The panel agreed that post-LASIK patients who go on to have cataract surgery should have IOP monitoring. There should also be an indication that LASIK affects IOL implant measurements. Several photos should be used to distinguish how vision appears when affected by halos, starbursts or glare. The panel also recommended, if not present already, there be sufficiently strongly worded caution for patients with keratoconus and other ecstatic disorders.
The panel also advocated distinguishing between those with collagen vascular disease vs. those with collagen vascular disease with dry eye. Dr. Weiss said some wording should be included to point out possible psychological implications of adverse LASIK outcomes.

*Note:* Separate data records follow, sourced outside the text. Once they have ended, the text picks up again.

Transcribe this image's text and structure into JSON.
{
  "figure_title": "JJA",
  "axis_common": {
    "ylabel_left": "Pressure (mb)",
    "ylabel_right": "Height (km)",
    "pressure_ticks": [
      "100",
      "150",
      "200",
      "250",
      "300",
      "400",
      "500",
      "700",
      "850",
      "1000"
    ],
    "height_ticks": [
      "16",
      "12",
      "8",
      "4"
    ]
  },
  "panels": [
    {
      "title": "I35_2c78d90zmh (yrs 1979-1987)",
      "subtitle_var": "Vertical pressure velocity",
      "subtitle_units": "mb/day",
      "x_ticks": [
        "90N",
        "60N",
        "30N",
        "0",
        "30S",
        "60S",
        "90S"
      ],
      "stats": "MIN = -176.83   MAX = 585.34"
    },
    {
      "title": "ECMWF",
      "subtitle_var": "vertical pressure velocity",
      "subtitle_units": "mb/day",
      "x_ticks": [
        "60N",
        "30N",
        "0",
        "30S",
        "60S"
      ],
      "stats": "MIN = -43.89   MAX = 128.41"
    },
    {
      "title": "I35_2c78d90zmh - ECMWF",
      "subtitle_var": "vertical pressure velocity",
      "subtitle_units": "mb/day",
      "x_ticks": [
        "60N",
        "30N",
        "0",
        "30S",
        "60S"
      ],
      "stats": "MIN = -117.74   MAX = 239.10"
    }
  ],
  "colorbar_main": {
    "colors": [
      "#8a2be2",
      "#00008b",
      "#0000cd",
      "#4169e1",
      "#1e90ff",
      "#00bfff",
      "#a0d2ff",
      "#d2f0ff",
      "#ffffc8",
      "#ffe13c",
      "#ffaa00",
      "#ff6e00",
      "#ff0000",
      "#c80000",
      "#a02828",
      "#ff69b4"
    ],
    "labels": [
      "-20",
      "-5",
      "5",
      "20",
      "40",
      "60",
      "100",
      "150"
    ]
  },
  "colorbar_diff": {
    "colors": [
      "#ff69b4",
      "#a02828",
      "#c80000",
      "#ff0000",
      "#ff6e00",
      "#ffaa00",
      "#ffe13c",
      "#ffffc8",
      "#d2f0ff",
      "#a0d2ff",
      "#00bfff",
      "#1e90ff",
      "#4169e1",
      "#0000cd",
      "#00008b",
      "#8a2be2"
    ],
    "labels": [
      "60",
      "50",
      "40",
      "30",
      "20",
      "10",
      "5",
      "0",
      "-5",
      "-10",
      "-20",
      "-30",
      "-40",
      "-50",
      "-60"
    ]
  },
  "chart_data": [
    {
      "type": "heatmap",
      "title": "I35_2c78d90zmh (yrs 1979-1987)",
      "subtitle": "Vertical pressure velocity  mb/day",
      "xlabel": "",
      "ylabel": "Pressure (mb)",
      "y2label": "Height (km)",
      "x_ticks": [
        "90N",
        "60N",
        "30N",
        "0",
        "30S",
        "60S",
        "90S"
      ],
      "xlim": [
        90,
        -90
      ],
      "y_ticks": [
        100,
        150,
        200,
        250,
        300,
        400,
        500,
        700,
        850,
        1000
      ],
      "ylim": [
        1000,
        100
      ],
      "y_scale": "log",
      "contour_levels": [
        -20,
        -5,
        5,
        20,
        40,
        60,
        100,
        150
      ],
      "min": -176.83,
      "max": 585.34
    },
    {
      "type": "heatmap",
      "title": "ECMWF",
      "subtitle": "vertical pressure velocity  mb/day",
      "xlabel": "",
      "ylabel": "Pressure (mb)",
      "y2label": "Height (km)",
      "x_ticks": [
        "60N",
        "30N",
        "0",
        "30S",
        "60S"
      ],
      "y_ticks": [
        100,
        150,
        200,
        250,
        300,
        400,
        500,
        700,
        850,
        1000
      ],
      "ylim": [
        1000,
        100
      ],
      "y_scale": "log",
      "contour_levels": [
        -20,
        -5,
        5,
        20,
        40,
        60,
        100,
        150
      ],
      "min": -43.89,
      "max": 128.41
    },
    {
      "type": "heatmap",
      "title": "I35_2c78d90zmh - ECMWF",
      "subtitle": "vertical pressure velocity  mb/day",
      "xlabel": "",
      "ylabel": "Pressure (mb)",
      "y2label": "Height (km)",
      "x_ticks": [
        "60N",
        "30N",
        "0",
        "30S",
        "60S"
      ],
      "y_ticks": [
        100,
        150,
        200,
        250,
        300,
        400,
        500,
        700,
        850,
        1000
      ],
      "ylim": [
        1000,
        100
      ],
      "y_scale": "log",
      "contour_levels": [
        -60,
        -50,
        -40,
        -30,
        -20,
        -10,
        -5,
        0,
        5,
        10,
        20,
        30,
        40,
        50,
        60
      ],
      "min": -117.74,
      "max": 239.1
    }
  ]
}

Surgeons recognize warning
Drs. Solomon and Donnenfeld discussed with Ocular Surgery News what they took away from this meeting and how it would impact refractive practices.
“I think it’s important that we make absolutely certain we have a good discussion about the motivations and expectations a particular patient has in terms of why they want to be less dependent on their glasses and contacts,” Dr. Solomon said. “I think it’s incredibly important because in my own experience, assuming that the eye is healthy and a good exam has been done, if someone’s goals, expectations and motivations are in line with what these procedures can provide, and I have had a good informed consent discussion with them, the vast majority of patients do incredibly well.
“If that rare occasional thing should occur where someone is dissatisfied, we as physicians need to spend the time with that patient to make them understand we are in this together. … What I did hear [at the panel] was that some of these patients felt like they were abandoned.”
Dr. Donnenfeld also stressed the need to care for dissatisfied patients.
“While LASIK is the safest elective procedure ever, we as ophthalmologists cannot rest until every patient has as good a result as possible and every complication is eliminated,” he said.
“We also have to be sensitive to the needs of unhappy patients,” he said. “These patients require more time and empathy, and we really have to go out of our way to make sure they achieve the best results they can possibly achieve.”